The actions taken by the Venezuelan government with respect to Colombia are not only morally deplorable but also absurd and cynical in themselves. First the only paramilitary group that has entered Colombia is the Revolutionary Armed Forces of Colombia (FARC), the narco-terrorist Colombian guerrilla group that is friendly to the Venezuelan government and hostile to the Colombian one.

However, the main point here is that Maduro needed to find a scapegoat and used Colombia and Colombians to cast aside blame from himself for the disastrous state of present day Venezuela.

Unfortunately, the government of Colombia under the leadership of President Juan Miguel Santos formerly sought reconciliation with the Venezuelan government, supported the government of Venezuela in international and regional forums and accepted a dialogue with its arch enemy, the FARC mediated by Venezuela (and Cuba). The latter move was fully supported by the Obama Administration.

Now the government of Colombia, to no surprise, has been betrayed by the government of Venezuela in what is clearly a foretold situation.

What is worse, the organization of American States (OAS) voted against a Colombian proposal to have a meeting to discuss the border situation and the deportations.

The Union of South American Nations (UNASUR) has delayed discussion of the issue. The “humanitarian and compassionate” left sided again with the Maduro government even as human beings were suffering as a result of discrimination policies.

Thus, the Santos Government has appealed to the Interamerican Commission for Human Rights of the OAS, which is willing to consider the case. Santos finds himself alone again in a continent whose behavior is sickening. The Colombian Foreign Minister, Maria Angela Holguin, pledged not to remain silent in the face of Venezuelan behavior and will appeal to the United Nations and other international bodies.

We would hope that Santos now realizes that his policy of reconciliation with the FARC and Venezuela is nothing but a dangerous illusion. As such it needs a serious re-evaluation. The Maduro government has appealed to the most unacceptable methods to save itself and in the process has betrayed the Santos government. Will the stubborn President Santos learn the lesson? We only hope.

This is only in anticipation of what the upcoming Venezuelan legislative elections on December 6 are going to be: a huge fraud likely to be followed by a popular rebellion.

Of course, this is also going to be a challenge for the Obama Administration.

Obama’s policy of complacency with a group of countries that do not share any values of democracy and human rights needs to stop. . So far, Obama’s policies have been an attempt to adapt to the spirit of the new Latin America.
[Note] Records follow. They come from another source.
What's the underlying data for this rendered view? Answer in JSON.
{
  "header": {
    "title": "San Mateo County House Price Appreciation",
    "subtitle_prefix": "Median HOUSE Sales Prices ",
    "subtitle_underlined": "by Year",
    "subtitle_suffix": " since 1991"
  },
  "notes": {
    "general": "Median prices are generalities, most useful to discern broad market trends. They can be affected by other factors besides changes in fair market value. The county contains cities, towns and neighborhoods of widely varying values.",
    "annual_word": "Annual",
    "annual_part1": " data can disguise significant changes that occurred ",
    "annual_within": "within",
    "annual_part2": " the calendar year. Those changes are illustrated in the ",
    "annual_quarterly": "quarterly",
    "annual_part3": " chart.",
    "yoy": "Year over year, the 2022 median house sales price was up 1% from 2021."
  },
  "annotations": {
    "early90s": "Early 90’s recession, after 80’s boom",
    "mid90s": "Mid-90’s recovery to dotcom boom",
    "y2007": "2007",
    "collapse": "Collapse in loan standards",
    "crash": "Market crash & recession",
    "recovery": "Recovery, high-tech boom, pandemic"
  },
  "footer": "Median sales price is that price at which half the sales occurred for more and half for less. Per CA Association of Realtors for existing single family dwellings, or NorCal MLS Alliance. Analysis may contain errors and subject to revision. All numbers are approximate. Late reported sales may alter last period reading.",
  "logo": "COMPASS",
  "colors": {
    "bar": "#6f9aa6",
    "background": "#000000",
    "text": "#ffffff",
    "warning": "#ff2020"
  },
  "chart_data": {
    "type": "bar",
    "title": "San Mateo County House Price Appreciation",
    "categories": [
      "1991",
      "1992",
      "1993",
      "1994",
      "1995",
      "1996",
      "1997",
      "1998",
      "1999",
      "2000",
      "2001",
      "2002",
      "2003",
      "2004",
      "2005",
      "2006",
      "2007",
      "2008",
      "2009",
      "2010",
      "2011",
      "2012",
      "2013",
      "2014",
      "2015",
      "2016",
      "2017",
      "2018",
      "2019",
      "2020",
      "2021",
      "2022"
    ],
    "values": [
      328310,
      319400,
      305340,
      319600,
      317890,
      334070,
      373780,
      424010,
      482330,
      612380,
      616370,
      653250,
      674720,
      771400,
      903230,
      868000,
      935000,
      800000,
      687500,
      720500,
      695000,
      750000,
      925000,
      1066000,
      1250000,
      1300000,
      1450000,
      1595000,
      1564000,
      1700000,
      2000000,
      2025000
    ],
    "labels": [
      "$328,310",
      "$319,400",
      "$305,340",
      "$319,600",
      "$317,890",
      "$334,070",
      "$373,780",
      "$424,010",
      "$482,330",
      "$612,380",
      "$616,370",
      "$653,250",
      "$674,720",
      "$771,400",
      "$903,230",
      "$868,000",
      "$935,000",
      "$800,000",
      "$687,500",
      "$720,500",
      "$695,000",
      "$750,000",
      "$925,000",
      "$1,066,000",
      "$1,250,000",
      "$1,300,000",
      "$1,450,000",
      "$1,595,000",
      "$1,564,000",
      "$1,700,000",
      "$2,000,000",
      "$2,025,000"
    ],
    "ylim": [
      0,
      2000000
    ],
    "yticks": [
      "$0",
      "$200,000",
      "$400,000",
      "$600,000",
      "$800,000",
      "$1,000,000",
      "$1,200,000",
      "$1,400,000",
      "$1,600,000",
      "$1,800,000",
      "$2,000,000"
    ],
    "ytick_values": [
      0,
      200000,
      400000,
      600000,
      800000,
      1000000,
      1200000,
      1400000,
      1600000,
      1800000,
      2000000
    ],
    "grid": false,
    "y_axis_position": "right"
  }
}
Nothing embodies this spirit more than UNASUR, which has supported the Maduro regime and displayed disregard for the democratic charter of the Organization of American States. Will the Obama administration continue to follow the Latin American and UNASUR wind and continue with its’ efforts to reconcile with the narco-authoritarian state of Venezuela that is also allied with the Hezbollah terrorists? Will it continue to endorse the failed Colombian policy of cooperation with Venezuela and the FARC?

If the current Iran deal experience has taught us anything it is that official U.S. foreign policy requires strong Congressional and public scrutiny. The constitutional tradition that assumed that the executive branch is well equipped and wise enough to make autonomous decisions on foreign policy is under serious question now.

Major crises are now affecting many of the counties of Latin America. The Brazilian, Venezuelan, Ecuadorian and Argentinean economic and political crisis could well lead to the entire questioning of the regional ideology embedded in UNASUR. To conduct a regional policy aimed at complying with the current spirit in Latin America as the Obama Administration suggested, is not only dangerous but obsolete as well. We need to remain faithful to our values of democracy and human rights and not throw a lifeline to repressive, corrupt regimes that also work against our national security interests, such as Venezuela.